Persistent bleeding can be a problem and will require a pelvic examination and a discussion with your doctor regarding the next steps, which might include a hysterectomy.
Nine out of ten women will have lighter or no periods after undergoing endometrial ablation. Moreover, it is also a possibility that your period comes back heavier a few years later.
Discharge after Endometrial Ablation
You can expect a thin, fluid discharge from an ablation. Plus, the discharge can be mixed with blood and appear bloody. It will likely feel heavy for the first few days after surgery, and after a few weeks, the ablation discharge will go away.
If you detect any difference in its color and smell, it is recommended to consult a physician and get medical assistance.

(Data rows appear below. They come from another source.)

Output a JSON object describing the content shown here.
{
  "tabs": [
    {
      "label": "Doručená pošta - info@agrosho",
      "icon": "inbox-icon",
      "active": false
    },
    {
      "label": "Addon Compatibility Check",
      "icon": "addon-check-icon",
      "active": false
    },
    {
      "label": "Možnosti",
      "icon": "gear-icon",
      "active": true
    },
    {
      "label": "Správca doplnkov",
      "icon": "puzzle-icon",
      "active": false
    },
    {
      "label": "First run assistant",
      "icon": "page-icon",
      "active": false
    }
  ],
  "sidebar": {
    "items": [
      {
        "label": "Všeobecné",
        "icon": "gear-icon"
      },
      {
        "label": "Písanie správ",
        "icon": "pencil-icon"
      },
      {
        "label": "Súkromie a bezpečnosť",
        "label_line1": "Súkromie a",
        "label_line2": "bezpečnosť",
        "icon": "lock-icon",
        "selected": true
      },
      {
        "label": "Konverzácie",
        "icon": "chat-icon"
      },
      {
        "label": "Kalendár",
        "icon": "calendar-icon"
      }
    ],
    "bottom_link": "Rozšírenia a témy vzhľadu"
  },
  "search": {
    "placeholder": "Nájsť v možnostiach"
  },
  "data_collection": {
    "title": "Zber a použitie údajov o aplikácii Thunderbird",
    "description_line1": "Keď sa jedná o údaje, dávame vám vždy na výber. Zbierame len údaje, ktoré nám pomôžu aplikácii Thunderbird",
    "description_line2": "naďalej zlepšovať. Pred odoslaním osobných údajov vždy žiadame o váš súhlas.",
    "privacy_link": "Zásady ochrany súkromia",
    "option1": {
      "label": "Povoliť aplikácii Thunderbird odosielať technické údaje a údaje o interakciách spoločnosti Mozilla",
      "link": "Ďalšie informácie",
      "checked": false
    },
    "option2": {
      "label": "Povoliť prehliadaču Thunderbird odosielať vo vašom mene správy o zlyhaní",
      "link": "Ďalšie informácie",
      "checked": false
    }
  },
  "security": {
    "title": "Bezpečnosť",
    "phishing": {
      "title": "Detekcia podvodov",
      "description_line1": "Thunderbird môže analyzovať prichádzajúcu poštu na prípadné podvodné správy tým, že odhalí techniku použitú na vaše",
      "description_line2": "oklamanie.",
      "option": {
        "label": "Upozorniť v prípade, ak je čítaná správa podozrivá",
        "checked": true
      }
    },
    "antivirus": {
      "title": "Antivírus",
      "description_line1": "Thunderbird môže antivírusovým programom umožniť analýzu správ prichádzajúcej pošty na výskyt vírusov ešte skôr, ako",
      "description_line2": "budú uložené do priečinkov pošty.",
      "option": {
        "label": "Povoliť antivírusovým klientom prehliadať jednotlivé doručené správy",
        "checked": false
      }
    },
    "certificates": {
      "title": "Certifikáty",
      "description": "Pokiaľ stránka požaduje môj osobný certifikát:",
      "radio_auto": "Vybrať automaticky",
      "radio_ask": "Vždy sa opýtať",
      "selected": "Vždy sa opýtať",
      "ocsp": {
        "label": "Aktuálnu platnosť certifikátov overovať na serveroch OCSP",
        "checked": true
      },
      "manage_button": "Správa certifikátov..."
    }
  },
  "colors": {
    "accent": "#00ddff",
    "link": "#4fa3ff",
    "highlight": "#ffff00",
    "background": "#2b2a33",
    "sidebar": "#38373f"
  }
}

Possibility of having kids from Endometrial Ablation
The chances are slim that an endometrial procedure will lead to pregnancy, but it is possible and can be harmful. If the pregnancy occurs after this procedure somehow, it’ll come with serious and sometimes fatal complications.
Surgery of this kind cannot substitute for sterilization and hysterectomy. Women must continue to use birth control post uterine ablation.
Back Pain after Endometrial Ablation
Most people don’t experience back pain. However, abdominal cramping after the surgery should be expected. There are instances when women experience cyclic pelvic pain that can last from months to several years.
Back pain could indicate a late-onset failure of endometrial ablation. If you experience severe back pain after the procedure, you should see your doctor.
Recovery from Pelvic Pain After Endometrial Ablation
After undergoing endometrial ablation, it won’t take long for you to heal. It usually takes a few days for most women to recover.
You may feel mild bleeding and cramp or watery discharge for weeks. Plus, nausea and a sudden urge to urinate are common in the initial 24 hours.
Make sure to follow your doctor’s advice of not having sex, wearing douche or tampons for the next few days. Moreover, your activity level may also be limited.
If you suffer from pelvic pain after endometrial ablation, pelvic floor physical therapy will greatly benefit you. Through therapies, many women have experienced significant improvement and have recovered sooner.
Endometrial Ablation is a complex procedure that involves several risks and benefits. It requires special care to recover quickly from the procedure’s complications. It is common to have watery discharge and bleed after the treatment, but not back and pelvic pain.
Hopefully, this blog helped you discover the symptoms of concern and helped you gain insight into the recovery procedure.